Funding and trial registration
Funding details and clinical trial registration were not reported in the abstract for Weinstein et al. (2025). Future trials should be prospectively registered and report funding sources transparently.
References
1. Weinstein JE, Sabes JH, Rose L, Cheung SW. Central auditory and tinnitus consequences of pediatric chronic otitis media with effusion. Hear Res. 2025 Oct;466:109404. doi: 10.1016/j.heares.2025.109404. Epub 2025 Aug 15. PMID: 40834816.
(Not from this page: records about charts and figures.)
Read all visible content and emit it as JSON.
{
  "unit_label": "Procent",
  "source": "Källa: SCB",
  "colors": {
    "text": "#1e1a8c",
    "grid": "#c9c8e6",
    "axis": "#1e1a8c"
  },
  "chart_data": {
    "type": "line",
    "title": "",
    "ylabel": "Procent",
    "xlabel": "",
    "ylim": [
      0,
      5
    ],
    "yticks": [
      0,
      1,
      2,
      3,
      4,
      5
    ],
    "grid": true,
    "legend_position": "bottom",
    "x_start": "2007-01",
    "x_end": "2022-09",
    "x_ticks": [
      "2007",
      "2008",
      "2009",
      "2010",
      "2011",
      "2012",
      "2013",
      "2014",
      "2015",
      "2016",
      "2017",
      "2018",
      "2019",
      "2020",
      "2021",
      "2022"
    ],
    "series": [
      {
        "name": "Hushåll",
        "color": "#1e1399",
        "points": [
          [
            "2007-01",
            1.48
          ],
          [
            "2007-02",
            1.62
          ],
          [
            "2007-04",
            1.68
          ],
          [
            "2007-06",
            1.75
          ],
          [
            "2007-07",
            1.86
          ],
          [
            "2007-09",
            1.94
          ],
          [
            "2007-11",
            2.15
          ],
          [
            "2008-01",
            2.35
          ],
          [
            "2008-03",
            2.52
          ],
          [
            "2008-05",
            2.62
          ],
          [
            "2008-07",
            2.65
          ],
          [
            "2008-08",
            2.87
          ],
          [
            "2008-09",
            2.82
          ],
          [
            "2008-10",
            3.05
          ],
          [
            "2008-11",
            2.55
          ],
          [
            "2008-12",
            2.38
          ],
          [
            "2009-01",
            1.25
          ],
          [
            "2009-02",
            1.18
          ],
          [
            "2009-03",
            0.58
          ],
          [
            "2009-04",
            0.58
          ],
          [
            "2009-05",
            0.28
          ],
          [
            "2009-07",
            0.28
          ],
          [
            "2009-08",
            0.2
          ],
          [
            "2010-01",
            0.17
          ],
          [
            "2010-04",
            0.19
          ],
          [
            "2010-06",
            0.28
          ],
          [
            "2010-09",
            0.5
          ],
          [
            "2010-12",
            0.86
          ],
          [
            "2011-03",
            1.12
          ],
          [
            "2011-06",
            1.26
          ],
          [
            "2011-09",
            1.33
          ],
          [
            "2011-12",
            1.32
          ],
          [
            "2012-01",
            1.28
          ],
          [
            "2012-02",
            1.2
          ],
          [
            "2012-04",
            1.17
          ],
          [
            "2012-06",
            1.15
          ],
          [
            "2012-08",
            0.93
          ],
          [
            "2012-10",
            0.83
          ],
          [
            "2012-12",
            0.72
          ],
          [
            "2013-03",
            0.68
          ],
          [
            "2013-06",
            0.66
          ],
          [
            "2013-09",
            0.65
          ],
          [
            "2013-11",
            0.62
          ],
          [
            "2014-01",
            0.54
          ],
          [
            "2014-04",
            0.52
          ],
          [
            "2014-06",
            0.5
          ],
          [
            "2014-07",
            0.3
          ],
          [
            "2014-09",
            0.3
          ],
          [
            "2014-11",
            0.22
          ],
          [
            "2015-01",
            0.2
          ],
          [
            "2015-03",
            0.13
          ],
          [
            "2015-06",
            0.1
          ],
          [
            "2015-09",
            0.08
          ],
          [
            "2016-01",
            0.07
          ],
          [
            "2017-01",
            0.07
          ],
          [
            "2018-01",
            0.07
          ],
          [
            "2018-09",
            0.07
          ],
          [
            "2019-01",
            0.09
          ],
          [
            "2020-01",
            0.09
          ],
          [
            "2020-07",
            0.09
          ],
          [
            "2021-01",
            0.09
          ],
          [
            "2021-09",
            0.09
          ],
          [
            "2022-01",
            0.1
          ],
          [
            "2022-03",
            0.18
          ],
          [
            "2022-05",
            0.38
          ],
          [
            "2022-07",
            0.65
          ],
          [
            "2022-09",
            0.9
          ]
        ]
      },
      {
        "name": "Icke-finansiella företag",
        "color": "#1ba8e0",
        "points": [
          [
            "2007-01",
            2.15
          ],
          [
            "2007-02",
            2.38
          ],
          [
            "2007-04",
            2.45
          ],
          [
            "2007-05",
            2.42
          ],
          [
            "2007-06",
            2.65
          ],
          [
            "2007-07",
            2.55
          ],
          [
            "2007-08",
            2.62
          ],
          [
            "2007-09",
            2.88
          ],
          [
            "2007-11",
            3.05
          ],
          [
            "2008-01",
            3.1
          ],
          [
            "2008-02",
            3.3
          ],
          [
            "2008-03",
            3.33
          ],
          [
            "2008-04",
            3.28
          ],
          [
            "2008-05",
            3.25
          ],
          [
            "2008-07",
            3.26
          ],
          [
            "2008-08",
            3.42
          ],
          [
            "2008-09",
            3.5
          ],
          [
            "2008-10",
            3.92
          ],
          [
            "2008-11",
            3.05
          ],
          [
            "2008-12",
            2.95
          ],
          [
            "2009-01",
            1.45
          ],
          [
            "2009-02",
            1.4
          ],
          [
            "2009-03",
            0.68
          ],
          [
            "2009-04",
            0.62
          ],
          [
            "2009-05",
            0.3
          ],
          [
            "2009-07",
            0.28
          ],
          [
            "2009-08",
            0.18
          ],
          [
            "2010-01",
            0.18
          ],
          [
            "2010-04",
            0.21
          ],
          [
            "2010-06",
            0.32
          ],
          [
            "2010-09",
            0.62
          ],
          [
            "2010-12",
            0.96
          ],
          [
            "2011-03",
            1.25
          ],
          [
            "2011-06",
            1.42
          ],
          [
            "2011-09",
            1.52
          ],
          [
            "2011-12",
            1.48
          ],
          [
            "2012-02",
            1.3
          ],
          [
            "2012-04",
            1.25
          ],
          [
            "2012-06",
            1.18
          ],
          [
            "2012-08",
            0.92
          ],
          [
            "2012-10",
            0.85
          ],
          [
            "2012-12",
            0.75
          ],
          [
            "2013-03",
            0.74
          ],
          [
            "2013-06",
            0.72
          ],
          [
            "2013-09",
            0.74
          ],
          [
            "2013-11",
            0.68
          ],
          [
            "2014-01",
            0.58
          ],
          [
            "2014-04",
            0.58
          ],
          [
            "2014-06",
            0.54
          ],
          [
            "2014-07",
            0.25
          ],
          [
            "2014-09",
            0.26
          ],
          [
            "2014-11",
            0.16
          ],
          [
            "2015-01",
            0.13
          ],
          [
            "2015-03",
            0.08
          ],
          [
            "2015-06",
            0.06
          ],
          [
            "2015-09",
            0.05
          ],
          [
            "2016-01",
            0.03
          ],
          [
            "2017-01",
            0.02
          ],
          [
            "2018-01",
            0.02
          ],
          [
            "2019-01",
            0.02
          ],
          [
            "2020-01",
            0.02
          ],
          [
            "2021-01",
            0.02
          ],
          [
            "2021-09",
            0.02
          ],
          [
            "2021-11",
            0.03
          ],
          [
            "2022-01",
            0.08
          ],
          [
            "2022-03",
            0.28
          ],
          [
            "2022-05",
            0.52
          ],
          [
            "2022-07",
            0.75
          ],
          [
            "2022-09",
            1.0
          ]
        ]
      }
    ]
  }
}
2. Rosenfeld RM, Shin JJ, Schwartz SR, et al. Clinical practice guideline: Tympanostomy tubes in children. Otolaryngol Head Neck Surg. 2013 Jan;149(1 Suppl):S1–S35. (American Academy of Otolaryngology—Head and Neck Surgery Foundation)
Note: Readers seeking to apply these findings should consult the full Weinstein et al. article for detailed methods, full statistical reporting, and authors’ discussion, and balance these data against established guideline recommendations while awaiting higher-level evidence.